In 1971/72, I lived in a grotty flat on Westbourne Park Road, a couple of streets away from Island’s studios. We bought out veg on Portobello Road, saw films at the Electric Cinema, but rarely ventured further west to Ladbroke Grove or north past the motorway overpass to the nether reaches of the market. For a short while I sold Frendz on the streets - I was very bad at it - but that involved going to the office which was up that way. I recall seeing completely burnt-out saucepans for sale on a market stall, which puzzled me. All of which is to say that we didn’t have really any interaction with the West Indian community and I don’t recall any obvious presence on their part. The place was crammed with hippies and boarded up rows of houses, but squatting was not yet widespread, although there was talk of it.
Once, before I lived in London, I bought some “grass” on a day trip to Portobello for that purpose from a Jamaican I accosted pretty much at random on the street. I was such an idiot back then! But that was about the sum total of my experiences with black culture and life.
Ten years later (or so), I went overboard for reggae, but it was something of a long process. Today, if forced to choose only one genre of music to listen to forever, I might pick reggae and/or dub. Still a tough choice to make. African rumba, juju, salsa/Afrocuban (particularly African expressions of it) would also be strong contenders.
I often wonder how my life would have gone if I’d stayed in England. Would I have been involved with punk? Been in the music business, which I had dabbled in with unimpressive results? Although I have a story or two. Or would the white middle-class world and family have absorbed me back into some dreary bourgeois life?

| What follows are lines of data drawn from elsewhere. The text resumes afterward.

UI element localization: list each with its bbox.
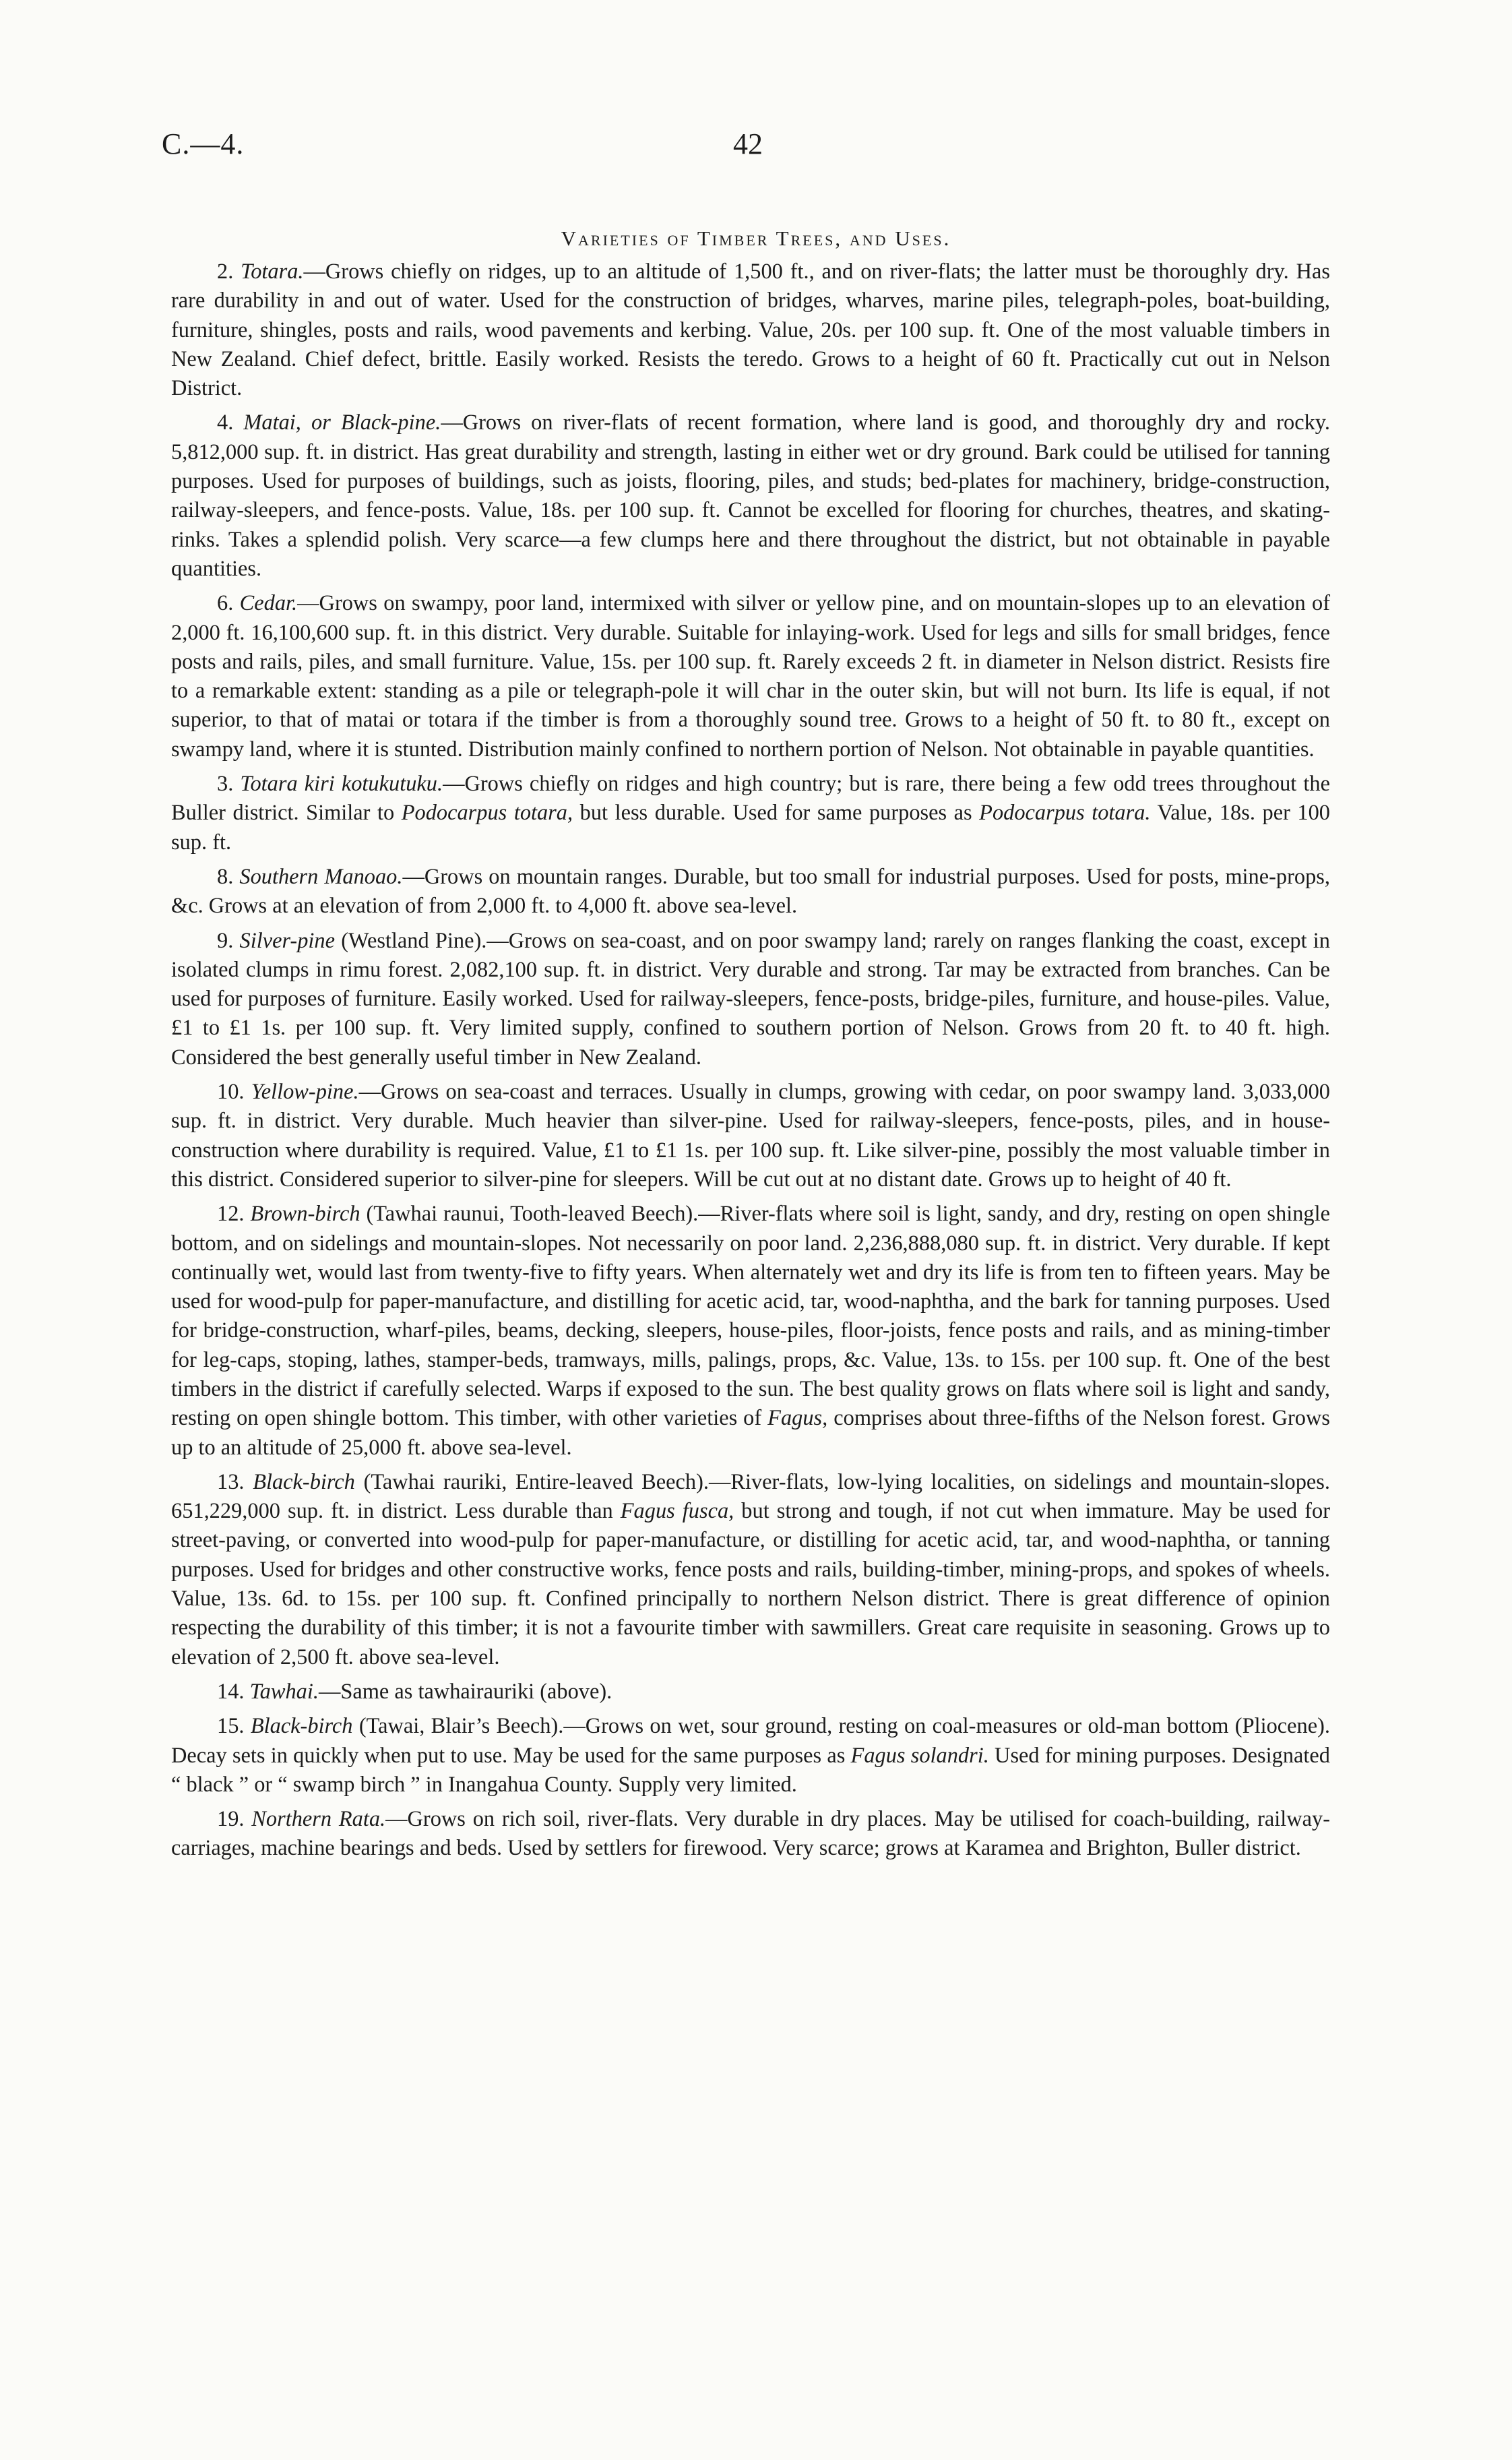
entry-name: Northern Rata. — [251, 1807, 386, 1832]
entry-name: Matai, or Black-pine. — [243, 410, 441, 435]
entry-brown-birch: 12. Brown-birch (Tawhai raunui, Tooth-leaved Beech).—River-flats where soil is light, sandy, and dry, resting on open shingle bottom, and on sidelings and mountain-slopes. Not necessarily on poor land. 2,236,888,080 sup. ft. in district. Very durable. If kept continually wet, would last from twenty-five to fifty years. When alternately wet and dry its life is from ten to fifteen years. May be used for wood-pulp for paper-manufacture, and distilling for acetic acid, tar, wood-naphtha, and the bark for tanning purposes. Used for bridge-construction, wharf-piles, beams, decking, sleepers, house-piles, floor-joists, fence posts and rails, and as mining-timber for leg-caps, stoping, lathes, stamper-beds, tramways, mills, palings, props, &c. Value, 13s. to 15s. per 100 sup. ft. One of the best timbers in the district if carefully selected. Warps if exposed to the sun. The best quality grows on flats where soil is light and sandy, resting on open shingle bottom. This timber, with other varieties of Fagus, comprises about three-fifths of the Nelson forest. Grows up to an altitude of 25,000 ft. above sea-level. — [171, 1202, 1330, 1460]
entry-yellow-pine: 10. Yellow-pine.—Grows on sea-coast and terraces. Usually in clumps, growing with cedar, on poor swampy land. 3,033,000 sup. ft. in district. Very durable. Much heavier than silver-pine. Used for railway-sleepers, fence-posts, piles, and in house-construction where durability is required. Value, £1 to £1 1s. per 100 sup. ft. Like silver-pine, possibly the most valuable timber in this district. Considered superior to silver-pine for sleepers. Will be cut out at no distant date. Grows up to height of 40 ft. — [171, 1080, 1330, 1192]
entry-text: —Same as tawhairauriki (above). — [318, 1679, 612, 1704]
entry-name: Southern Manoao. — [239, 864, 403, 889]
entry-name: Totara kiri kotukutuku. — [240, 772, 443, 797]
entry-text: —Grows on river-flats of recent formation, where land is good, and thoroughly dry and rocky. 5,812,000 sup. ft. in district. Has great durability and strength, lasting in either wet or dry ground. Bark could be utilised for tanning purposes. Used for purposes of buildings, such as joists, flooring, piles, and studs; bed-plates for machinery, bridge-construction, railway-sleepers, and fence-posts. Value, 18s. per 100 sup. ft. Cannot be excelled for flooring for churches, theatres, and skating-rinks. Takes a splendid polish. Very scarce—a few clumps here and there throughout the district, but not obtainable in payable quantities. — [171, 410, 1330, 581]
entry-name: Silver-pine — [239, 928, 335, 953]
entry-name: Black-birch — [250, 1714, 353, 1739]
entry-totara: 2. Totara.—Grows chiefly on ridges, up to an altitude of 1,500 ft., and on river-flats; the latter must be thoroughly dry. Has rare durability in and out of water. Used for the construction of bridges, wharves, marine piles, telegraph-poles, boat-building, furniture, shingles, posts and rails, wood pavements and kerbing. Value, 20s. per 100 sup. ft. One of the most valuable timbers in New Zealand. Chief defect, brittle. Easily worked. Resists the teredo. Grows to a height of 60 ft. Practically cut out in Nelson District. — [171, 259, 1330, 401]
entry-tawhai: 14. Tawhai.—Same as tawhairauriki (above). — [217, 1679, 612, 1704]
entry-name: Brown-birch — [250, 1202, 360, 1227]
entry-black-birch-rauriki: 13. Black-birch (Tawhai rauriki, Entire-leaved Beech).—River-flats, low-lying localities, on sidelings and mountain-slopes. 651,229,000 sup. ft. in district. Less durable than Fagus fusca, but strong and tough, if not cut when immature. May be used for street-paving, or converted into wood-pulp for paper-manufacture, or distilling for acetic acid, tar, and wood-naphtha, or tanning purposes. Used for bridges and other constructive works, fence posts and rails, building-timber, mining-props, and spokes of wheels. Value, 13s. 6d. to 15s. per 100 sup. ft. Confined principally to northern Nelson district. There is great difference of opinion respecting the durability of this timber; it is not a favourite timber with sawmillers. Great care requisite in seasoning. Grows up to elevation of 2,500 ft. above sea-level. — [171, 1469, 1330, 1669]
entry-name: Totara. — [241, 259, 304, 284]
entry-cedar: 6. Cedar.—Grows on swampy, poor land, intermixed with silver or yellow pine, and on mountain-slopes up to an elevation of 2,000 ft. 16,100,600 sup. ft. in this district. Very durable. Suitable for inlaying-work. Used for legs and sills for small bridges, fence posts and rails, piles, and small furniture. Value, 15s. per 100 sup. ft. Rarely exceeds 2 ft. in diameter in Nelson district. Resists fire to a remarkable extent: standing as a pile or telegraph-pole it will char in the outer skin, but will not burn. Its life is equal, if not superior, to that of matai or totara if the timber is from a thoroughly sound tree. Grows to a height of 50 ft. to 80 ft., except on swampy land, where it is stunted. Distribution mainly confined to northern portion of Nelson. Not obtainable in payable quantities. — [171, 591, 1330, 762]
entry-text: —Grows on mountain ranges. Durable, but too small for industrial purposes. Used for posts, mine-props, &c. Grows at an elevation of from 2,000 ft. to 4,000 ft. above sea-level. — [171, 864, 1330, 919]
page-number: 42 — [733, 127, 763, 160]
entry-southern-manoao: 8. Southern Manoao.—Grows on mountain ranges. Durable, but too small for industrial purposes. Used for posts, mine-props, &c. Grows at an elevation of from 2,000 ft. to 4,000 ft. above sea-level. — [171, 864, 1330, 919]
entry-name: Yellow-pine. — [251, 1080, 359, 1105]
entry-text: —Grows on rich soil, river-flats. Very durable in dry places. May be utilised for coach-building, railway-carriages, machine bearings and beds. Used by settlers for firewood. Very scarce; grows at Karamea and Brighton, Buller district. — [171, 1807, 1330, 1861]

As far as this topic is concerned, I’m always fascinated by what did happen in the UK in my absence. Pre-internet news was relatively scarce, although I got almost every issue of NME for years and a few copies of The Face and Straight No Chaser, bought the new imports the week of release even if US release was imminent - I was a trendy little bugger! But it all felt somewhat remote and like the real show was going on back in England. Still does in some ways.